How Do I Pay Employee Advances?
Background
There may be times when your employee asks for an advance on their pay, to cover an unforeseen expense. These advances should be treated as loans, with an agreement between the company and employee to repay the advance either in their following paycheck or spread out over a period of time. For further reading, see our blog article about creating an employee advance repayment agreement and the full definition of a Payroll Advance in our glossary.
How to pay employee advances in Patriot Software
If you haven’t yet paid an advance to an employee, there will be some one-time set-up steps you’ll need to do at the company level:
- Add a non-taxable “Advance” Money Type at the company level (one time task).
- Use this in a payroll to pay the advance to the employee
- Add a company-level “Advance Repayment” deduction (one time task).
- Add the “Advance Repayment” deduction to the employee’s record
Here are more details…
1. Add a company level non-taxable Money Type in order to pay the employee advance.
- Settings > Payroll Settings > Hours & Money Types
- Click “Add New” under the Money Types.
- For the Name, enter “Advance” or something similar to make clear this is an advance payment.
- Uncheck the “Include as Taxable Income” box. This advance payment will not be taxed, but the deduction repayments will be taxed.
- You can mark this Advance money as a frequently used, if you always want to see this on your payroll worksheet.
- The W-2 Box dropdown can remain blank.
- The W-2 Third Party Sick pay box can remain unchecked.
2. Pay the advance in a payroll to the employee.
Once you have added the “Advance” Money Type, you will use this to pay the advance when you run the payroll. Note: If you are paying the advance to the employee by itself without other earnings, be sure to skip any voluntary deductions that are scheduled to come out. This will ensure that the full amount of the payroll advance is paid to the employee.
- On Payroll Step 1, if “Advance” is not a frequently used money type, click “Show all Pay Types” to show “Advance.”
- Enter the amount of the advance.
- Proceed with the rest of your payroll as needed.
3. Add a company-level “Advance Repayment” deduction.
In order for your employee to repay the advance to the company, you will need to set up a post-tax deduction, first at the company level, then at the employee level.
- Settings > Payroll Settings > Deductions & Contributions
- For the Type, select “Post-Tax.” This means the employee will have paid income taxes on the money used to repay the advance.
- For the Description, enter “Advance Repayment” or something similar.
- For the Method, choose “Fixed Dollar.”
- You can leave the amount blank at the company level, and will fill in the employee’s repayment amount at the employee level.
- Leave the W-2 Box blank.
- Leave the Limits blank at the company level.

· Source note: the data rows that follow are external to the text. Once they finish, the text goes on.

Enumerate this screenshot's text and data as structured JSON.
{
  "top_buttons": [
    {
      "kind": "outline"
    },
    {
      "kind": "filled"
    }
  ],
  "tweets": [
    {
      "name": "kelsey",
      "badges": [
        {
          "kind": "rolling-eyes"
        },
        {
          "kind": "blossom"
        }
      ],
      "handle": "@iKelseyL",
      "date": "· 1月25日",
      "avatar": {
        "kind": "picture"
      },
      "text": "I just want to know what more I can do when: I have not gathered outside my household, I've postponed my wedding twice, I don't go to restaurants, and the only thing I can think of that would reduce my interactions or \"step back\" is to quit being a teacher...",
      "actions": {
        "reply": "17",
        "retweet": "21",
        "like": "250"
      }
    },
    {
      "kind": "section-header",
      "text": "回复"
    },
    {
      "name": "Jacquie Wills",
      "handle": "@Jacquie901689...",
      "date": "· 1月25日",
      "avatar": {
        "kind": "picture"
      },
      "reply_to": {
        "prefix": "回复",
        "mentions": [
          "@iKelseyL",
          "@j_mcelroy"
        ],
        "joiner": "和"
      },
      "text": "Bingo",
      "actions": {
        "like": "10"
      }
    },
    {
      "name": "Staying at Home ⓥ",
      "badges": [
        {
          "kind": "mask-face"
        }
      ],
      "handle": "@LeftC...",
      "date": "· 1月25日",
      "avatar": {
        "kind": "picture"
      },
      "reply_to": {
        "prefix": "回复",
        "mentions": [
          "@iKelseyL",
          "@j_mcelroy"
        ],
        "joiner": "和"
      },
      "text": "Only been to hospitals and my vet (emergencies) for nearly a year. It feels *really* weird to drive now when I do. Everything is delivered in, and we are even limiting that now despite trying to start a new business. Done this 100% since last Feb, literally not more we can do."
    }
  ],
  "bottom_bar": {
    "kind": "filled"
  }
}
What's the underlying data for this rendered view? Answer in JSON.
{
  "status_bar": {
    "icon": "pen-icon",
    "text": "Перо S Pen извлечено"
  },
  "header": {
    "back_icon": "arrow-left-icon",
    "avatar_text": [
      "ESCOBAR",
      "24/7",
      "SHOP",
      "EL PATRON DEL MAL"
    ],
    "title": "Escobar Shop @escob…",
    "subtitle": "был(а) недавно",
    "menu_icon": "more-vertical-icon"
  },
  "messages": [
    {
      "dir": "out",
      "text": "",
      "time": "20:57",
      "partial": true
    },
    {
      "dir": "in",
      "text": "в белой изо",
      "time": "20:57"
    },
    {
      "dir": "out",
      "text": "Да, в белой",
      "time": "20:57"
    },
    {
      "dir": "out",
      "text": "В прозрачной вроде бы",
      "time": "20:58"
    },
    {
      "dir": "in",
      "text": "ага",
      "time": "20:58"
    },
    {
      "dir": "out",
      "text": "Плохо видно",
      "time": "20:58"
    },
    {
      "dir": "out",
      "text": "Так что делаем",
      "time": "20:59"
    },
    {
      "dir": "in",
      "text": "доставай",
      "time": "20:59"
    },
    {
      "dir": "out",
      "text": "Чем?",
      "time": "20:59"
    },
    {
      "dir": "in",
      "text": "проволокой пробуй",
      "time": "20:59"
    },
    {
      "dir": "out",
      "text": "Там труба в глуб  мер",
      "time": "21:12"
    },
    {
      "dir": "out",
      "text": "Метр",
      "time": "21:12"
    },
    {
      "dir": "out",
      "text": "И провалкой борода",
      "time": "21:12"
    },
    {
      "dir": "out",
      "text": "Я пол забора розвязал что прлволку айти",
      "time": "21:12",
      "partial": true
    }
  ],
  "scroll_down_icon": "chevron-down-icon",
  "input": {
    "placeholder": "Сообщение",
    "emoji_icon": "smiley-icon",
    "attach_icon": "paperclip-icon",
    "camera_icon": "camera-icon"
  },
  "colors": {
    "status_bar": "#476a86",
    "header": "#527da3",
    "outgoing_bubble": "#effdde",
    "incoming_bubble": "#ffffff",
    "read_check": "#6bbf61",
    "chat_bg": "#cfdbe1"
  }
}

You can fill in any limits at the employee level.
4. Add this “Advance Repayment” deduction to the employee’s record.
- Payroll > Employees > Employee List > Select Employee name
- Click the “Deductions & Contributions” link on the employee’s record.
- Click “Add a New Deduction.”
- Select the “Advance Repayment” deduction from the dropdown list.
- Enter the Amount Per Pay. If the employee is repaying the entire amount at one time, enter the entire amount. If they spreading out the payments, enter amount per paycheck.
- If the employee is spreading out the payments, enter a lifetime limit for the entire amount of the advance. The lifetime limit will automatically stop this deduction once the limit has been reached.